High-performance storage vendor WEKA opened a 50,000-sq-ft Center of Excellence in Bengaluru, expanding its Indian headcount across engineering, customer success and sales. The hub will advance NeuralMesh™, a software-defined file system that claims 90 per cent GPU utilisation for “token factories” and large-scale model training. WEKA is partnering with local cloud provider Yotta to back IndiaAI’s national GPU initiative and the Shakti Cloud. CEO Liran Zvibel says India offers unmatched engineering talent and a booming AI customer base hungry for data-infrastructure that scales faster than compute demand. About 30 per cent of Fortune 50 companies reportedly run WEKA already; the new site positions the firm to tap Asia-Pacific growth and support 24/7 follow-the-sun operations.
🛠️ AI tools updates
Google’s experimental AI Mode inside Search is adding a Canvas side-panel that can compile study plans, reference documents and iterative follow-ups in one persistent workspace. Users enrolled in Search Labs can click “Create Canvas,” upload PDFs or class notes and refine results with conversational prompts. Lens-powered “Search Live” also arrives, letting mobile users point their camera at an object—say, a tricky geometry diagram—and chat in real time as Gemini overlays explanations. Desktop support for image- and PDF-based Q&A is rolling out, signalling Google’s intent to knit multimodal Gemini features deep into everyday search flows rather than silo them in chatbots.
Nasdaq-listed Datavault AI announced a multi-year pact with IBM to embed watsonx.ai across its DataScore® and DataValue® agents. The tie-up aims to help clients score data quality, price datasets and even tokenise “information assets” for Web 3.0 marketplaces. IBM will supply engineering muscle while Datavault leverages Platinum-tier partner status for co-selling. The companies tout the platform as a route to turn dormant archives into revenue streams, with early pilots in finance and healthcare. McKinsey pegs generative-AI data-monetisation potential at up to $4.4 trillion annually; Datavault hopes a ready-made stack will let mid-sized firms grab a slice without building bespoke tooling.
💵 Venture Capital updates
Sources tell Bloomberg that Groq, maker of the Language Processing Unit famed for blazing-fast token throughput, is negotiating a $600 million round valuing it near $6 billion.

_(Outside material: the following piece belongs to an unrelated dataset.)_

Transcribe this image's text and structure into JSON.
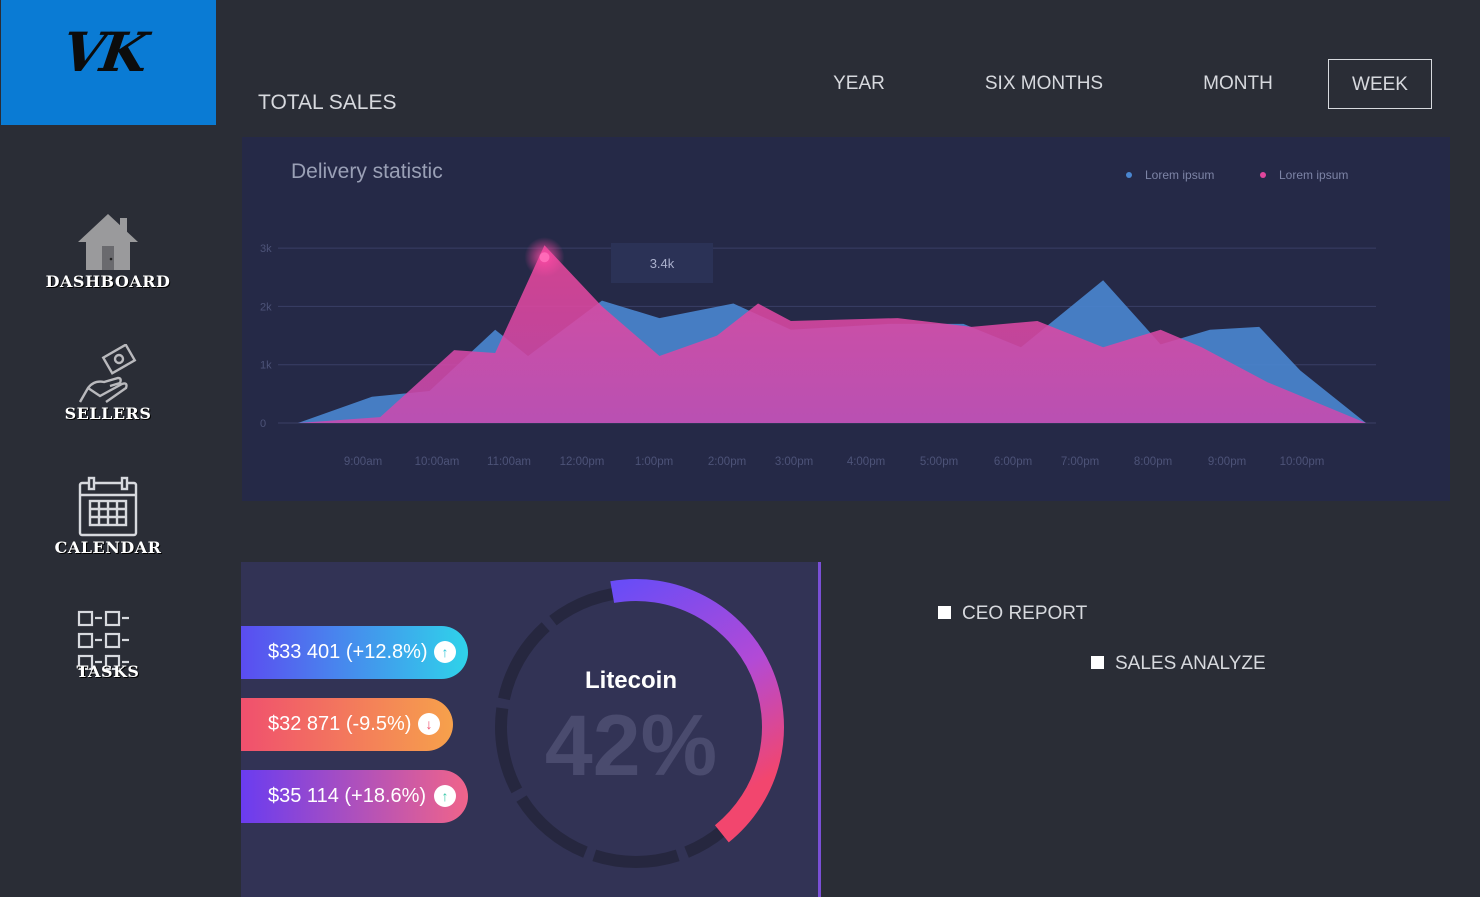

The deal would arm Groq against Nvidia and AMD as inference workloads shift from GPUs to specialised silicon. Proceeds are earmarked for a new 3-nanometre tape-out and global developer centers. If terms hold, it will be one of 2025’s largest semiconductor raises, further proof that investors still see upside in vertical AI hardware plays despite capital-intensive roadmaps.
Iconiq Capital is reportedly leading a $5 billion round that would price Anthropic at $170 billion—up from $90 billion just six months ago. The Claude-maker is said to be bundling preferential cloud-spend commitments and enterprise credits into the raise, echoing the structure of its earlier Google and Amazon financings. While terms remain fluid, the mooted valuation rivals legacy stalwarts like IBM, stoking debate over whether general-purpose model providers can justify such market caps before turning consistent profits.